La rencontre a duré bien plus longtemps que prévu, signe peut être que la parfaite entente turco-américaine affichée devant les caméras n’est peut être pas totalement sans nuages. Le Premier ministre Recep Tayyip Erdogan est un ami, certes, comme a tenu à le souligner Barack Obama. Mais ces dernières semaines, ce qui ressemble fort à un rapprochement avec Téhéran ne laisse pas d’inquiéter Washington.

La Turquie s’est abstenue, à la fin du mois dernier, lors du vote par l’AIEA, l'Agence internationale de l'énergie atomique, d’une résolution condamnant l’Iran, et le Pemier ministre turc, un islamiste modéré, a récemment défendu le caractère pacifique du programme nucléaire iranien. Dans le bureau ovale, en compagnie de Barack Obama, recep Tayyip Erdogan s’est contenté d’affirmer que son pays se tenait prêt à faire tout ce qu’il pouvait pour une solution diplomatique à la question nucléaire dans la région.

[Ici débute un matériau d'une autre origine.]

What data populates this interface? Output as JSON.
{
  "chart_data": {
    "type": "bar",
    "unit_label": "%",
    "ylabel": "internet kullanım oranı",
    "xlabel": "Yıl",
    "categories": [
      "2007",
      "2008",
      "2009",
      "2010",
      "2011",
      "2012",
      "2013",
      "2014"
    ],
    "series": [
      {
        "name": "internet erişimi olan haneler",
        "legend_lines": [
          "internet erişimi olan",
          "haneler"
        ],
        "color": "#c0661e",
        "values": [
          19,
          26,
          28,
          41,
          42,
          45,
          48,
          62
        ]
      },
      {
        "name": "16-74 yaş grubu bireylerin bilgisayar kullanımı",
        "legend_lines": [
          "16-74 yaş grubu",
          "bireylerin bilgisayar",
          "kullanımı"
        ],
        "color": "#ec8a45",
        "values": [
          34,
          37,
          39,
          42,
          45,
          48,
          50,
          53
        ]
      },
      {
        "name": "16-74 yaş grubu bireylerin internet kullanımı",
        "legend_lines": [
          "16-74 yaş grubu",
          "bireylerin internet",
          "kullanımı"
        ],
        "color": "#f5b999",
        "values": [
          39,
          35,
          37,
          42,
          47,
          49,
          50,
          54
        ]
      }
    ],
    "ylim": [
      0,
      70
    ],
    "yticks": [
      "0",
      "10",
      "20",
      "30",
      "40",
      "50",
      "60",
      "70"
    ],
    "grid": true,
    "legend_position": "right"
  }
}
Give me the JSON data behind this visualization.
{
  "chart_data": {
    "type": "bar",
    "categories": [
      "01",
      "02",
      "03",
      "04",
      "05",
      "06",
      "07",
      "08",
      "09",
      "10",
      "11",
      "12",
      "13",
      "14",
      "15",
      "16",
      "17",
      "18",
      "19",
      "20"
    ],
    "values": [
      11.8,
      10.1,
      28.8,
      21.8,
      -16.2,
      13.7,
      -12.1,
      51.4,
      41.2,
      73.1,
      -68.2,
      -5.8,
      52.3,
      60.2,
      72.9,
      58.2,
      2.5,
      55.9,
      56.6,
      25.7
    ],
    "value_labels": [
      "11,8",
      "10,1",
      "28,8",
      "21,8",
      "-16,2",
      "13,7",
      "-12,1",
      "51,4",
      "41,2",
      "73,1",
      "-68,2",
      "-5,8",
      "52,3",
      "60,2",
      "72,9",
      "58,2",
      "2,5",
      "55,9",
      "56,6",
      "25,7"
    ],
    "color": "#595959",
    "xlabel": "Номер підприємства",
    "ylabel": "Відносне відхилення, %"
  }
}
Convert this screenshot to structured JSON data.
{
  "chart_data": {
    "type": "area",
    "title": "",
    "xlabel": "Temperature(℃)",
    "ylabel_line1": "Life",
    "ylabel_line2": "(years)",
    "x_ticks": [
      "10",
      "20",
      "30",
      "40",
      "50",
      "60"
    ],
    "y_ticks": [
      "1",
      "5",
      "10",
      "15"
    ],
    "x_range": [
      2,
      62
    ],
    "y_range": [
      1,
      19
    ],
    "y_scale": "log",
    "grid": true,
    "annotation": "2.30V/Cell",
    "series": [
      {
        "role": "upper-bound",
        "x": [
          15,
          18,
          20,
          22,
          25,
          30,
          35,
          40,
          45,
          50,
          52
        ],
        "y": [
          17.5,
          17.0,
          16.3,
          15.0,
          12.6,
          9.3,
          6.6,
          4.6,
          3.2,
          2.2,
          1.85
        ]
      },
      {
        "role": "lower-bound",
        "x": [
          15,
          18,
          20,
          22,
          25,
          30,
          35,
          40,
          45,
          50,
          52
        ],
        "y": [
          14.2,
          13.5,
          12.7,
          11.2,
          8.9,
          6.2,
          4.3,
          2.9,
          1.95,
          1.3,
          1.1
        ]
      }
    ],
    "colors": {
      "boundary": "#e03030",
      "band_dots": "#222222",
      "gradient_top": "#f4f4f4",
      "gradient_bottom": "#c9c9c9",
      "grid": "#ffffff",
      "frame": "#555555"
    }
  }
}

Barack Obama n’a pas beaucoup plus de succès en ce qui concerne l’effort de guerre en Afghanistan. Recep Tayyip Erdogan avait prévenu, avant même de le rencontrer, qu’il n’était pas question pour son pays d’envoyer des soldats supplémentaires en Afghanistan. Les 1700 hommes déjà déployés ne participent d’ailleurs pas à la guerre à proprement parler, le gouvernement turc refuse en effet que les soldats combattent les insurgés islamistes pour ne pas heurter leurs coreligionnaires musulmans.